La pagination d’origine a été respectée, avec sur la page de gauche la description de la croix et sur la page lui faisant face le croquis fait par E. Guiriec et les dimensions de celle-ci.

Les photos d’origine en noir et blanc étaient malheureusement « irrécupérables » sur le document source et nous les avons remplacés par des photos plus récentes. Elles datent cependant de 2011 pour la plupart, une nouvelle campagne de photos est prévue pour cette année.

Nous avons également ajouté les coordonnées de chaque croix (à leur emplacement actuel).

Et pour les « nouvelles croix » qui ont réapparues depuis l’inventaire initial, nous avons choisi de les numéroter à partir de 901 pour ne pas perturber la séquence d’E. Guiriec.

Croix disparues

A la Révolution de 1789, beaucoup de statues ont été décapitées, beaucoup de mutilées ou mises en miettes. Quelques morceaux furent recueillis par des mains pieuses, et enfouis dans les soubassements des grandes croix… En plus des morceaux qui sont encore visibles dans les soubassements de la croix du NAOUNT (EGU 100) et de celle de KERGRATIAS (EGU 48).

Certaines croix semblent avoir disparu à tout jamais, Anteren (EGU 1), Beg ar c’hastel (EGU 8) (la stèle est toujours là), Kerezoc (EGU 41bis), Kervener (EGU 64), Kerveogant (EGU 65), Kiella (EGU 68), Perros (EGU 101bis). Peut-être sommes-nous simplement passés à côté ?
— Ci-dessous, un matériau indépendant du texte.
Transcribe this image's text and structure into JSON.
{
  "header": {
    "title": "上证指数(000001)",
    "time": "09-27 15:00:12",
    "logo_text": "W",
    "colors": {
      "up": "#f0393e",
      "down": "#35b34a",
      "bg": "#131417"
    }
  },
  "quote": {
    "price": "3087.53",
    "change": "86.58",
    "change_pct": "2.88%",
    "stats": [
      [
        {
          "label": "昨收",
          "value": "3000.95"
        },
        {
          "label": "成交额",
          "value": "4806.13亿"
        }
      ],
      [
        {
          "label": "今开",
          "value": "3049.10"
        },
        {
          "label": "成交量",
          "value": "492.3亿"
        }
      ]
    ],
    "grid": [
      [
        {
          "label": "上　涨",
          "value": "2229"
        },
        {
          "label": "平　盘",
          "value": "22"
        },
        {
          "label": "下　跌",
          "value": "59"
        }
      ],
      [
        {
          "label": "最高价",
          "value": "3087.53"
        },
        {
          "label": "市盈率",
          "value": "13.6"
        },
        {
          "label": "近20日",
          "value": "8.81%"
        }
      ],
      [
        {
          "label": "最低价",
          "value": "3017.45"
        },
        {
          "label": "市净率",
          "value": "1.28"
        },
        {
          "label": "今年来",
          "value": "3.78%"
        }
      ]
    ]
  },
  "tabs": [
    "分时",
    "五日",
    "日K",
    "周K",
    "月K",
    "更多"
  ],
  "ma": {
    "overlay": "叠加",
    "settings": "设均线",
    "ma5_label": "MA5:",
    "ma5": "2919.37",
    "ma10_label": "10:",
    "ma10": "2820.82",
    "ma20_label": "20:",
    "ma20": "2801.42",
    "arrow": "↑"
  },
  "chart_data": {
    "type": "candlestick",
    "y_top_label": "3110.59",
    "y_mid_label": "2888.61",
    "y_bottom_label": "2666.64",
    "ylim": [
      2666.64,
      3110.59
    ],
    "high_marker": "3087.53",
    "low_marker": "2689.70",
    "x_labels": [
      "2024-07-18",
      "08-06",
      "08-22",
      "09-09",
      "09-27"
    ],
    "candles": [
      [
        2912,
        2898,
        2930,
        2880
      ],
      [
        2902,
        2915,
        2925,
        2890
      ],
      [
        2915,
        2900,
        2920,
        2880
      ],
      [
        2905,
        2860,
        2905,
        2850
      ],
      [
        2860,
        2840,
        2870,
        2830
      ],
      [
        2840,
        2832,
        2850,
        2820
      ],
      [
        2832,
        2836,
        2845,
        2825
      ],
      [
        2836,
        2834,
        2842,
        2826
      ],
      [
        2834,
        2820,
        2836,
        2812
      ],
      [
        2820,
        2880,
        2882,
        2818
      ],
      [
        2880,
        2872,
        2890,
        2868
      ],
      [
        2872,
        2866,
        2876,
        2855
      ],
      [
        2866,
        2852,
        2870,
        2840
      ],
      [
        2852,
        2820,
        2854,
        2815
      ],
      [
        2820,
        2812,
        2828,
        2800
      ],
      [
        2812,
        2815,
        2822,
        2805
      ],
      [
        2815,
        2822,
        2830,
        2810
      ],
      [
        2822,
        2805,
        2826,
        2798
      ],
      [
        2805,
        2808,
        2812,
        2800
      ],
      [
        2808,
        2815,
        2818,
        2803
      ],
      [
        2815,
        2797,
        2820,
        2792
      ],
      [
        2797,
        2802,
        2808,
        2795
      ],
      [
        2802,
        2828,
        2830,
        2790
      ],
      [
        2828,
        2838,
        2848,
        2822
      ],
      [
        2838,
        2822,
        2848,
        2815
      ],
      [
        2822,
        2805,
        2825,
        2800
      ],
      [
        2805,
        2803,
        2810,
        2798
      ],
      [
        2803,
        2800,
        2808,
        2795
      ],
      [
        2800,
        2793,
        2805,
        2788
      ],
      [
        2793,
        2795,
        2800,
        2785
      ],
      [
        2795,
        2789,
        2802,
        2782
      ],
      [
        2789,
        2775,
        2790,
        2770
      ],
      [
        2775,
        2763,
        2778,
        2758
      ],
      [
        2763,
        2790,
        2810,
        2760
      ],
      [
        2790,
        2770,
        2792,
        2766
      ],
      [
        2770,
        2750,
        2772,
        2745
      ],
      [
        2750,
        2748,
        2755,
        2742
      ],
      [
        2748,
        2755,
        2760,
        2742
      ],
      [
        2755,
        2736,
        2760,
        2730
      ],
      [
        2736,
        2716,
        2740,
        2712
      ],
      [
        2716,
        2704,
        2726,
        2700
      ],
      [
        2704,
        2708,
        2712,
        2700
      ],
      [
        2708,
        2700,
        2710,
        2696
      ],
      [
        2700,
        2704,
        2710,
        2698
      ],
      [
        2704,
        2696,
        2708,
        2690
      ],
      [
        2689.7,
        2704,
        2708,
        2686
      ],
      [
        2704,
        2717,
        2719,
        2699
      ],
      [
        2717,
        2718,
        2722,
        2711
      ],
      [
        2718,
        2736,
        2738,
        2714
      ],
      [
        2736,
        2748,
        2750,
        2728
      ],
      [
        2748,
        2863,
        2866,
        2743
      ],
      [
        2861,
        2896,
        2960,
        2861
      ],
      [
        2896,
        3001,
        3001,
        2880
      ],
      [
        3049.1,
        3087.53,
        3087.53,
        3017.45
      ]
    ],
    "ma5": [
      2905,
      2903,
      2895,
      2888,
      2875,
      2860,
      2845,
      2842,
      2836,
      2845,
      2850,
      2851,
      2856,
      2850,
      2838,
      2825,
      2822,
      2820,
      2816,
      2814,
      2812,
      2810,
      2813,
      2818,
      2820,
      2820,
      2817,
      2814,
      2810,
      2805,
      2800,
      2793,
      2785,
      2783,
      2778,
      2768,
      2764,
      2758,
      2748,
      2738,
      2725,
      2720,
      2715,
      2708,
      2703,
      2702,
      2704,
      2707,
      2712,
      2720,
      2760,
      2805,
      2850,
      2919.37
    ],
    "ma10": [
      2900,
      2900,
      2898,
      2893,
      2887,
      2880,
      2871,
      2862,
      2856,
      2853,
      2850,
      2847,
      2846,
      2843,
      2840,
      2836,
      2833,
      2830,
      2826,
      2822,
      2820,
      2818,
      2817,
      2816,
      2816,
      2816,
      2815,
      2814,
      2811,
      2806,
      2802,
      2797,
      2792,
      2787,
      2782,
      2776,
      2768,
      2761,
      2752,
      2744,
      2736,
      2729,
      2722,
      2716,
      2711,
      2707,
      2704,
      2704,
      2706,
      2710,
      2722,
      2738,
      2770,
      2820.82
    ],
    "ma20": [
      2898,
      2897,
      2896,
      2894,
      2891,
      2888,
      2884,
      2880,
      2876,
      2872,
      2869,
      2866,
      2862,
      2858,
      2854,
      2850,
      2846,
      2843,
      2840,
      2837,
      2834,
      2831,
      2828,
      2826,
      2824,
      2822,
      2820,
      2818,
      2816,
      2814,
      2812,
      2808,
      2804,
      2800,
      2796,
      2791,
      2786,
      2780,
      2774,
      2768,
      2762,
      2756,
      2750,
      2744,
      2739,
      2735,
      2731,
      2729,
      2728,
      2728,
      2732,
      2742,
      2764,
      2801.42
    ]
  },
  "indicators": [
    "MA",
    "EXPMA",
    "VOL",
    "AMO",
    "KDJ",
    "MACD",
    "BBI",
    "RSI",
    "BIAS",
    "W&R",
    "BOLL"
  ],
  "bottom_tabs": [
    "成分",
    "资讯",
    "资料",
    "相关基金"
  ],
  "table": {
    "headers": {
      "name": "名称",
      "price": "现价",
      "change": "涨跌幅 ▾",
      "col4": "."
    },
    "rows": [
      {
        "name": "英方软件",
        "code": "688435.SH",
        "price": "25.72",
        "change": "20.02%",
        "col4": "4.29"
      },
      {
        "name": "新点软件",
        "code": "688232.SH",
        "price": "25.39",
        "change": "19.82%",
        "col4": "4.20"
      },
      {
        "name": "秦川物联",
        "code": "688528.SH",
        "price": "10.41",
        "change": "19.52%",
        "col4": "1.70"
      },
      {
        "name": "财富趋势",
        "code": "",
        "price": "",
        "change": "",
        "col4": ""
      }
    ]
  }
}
Lorsqu’en 1980, Eugène Guiriec entreprit la réalisation de son « Répertoire », il dressa également l’inventaire des croix connues et disparues : Carpont (croix en bois), Dreinoc (croix en bois), Goarivan (croix en pierre), île d’Erc’h (île des américains, deux croix en fer), Kerambars (croix en pierre), Kerdudan, Kerneac’h an Traon (cette croix a retrouvé sa place), Lienen (croix en pierre).

Vestiges de croix

la PIETA qui repose sur un socle, contre le pavillon du tourisme, près de l’église. Légèrement mutilée, on voit bien qu’elle provient d’une croix: elle s’adosse à un fût circulaire, de 0,20 m. de diamètre environ.

la statue de St JEAN L’EVANGELISTE lui fait pendant, sur le même pignon: l’apôtre est assis ; des mains, il tient un livre ouvert sur un piédestal ; à ses pieds, un aigle mutilé.

la statue de Ste MARIE-MADELEINE, dans la chapelle St-Laurent : la sainte est à genoux, un vase de parfum à son côté.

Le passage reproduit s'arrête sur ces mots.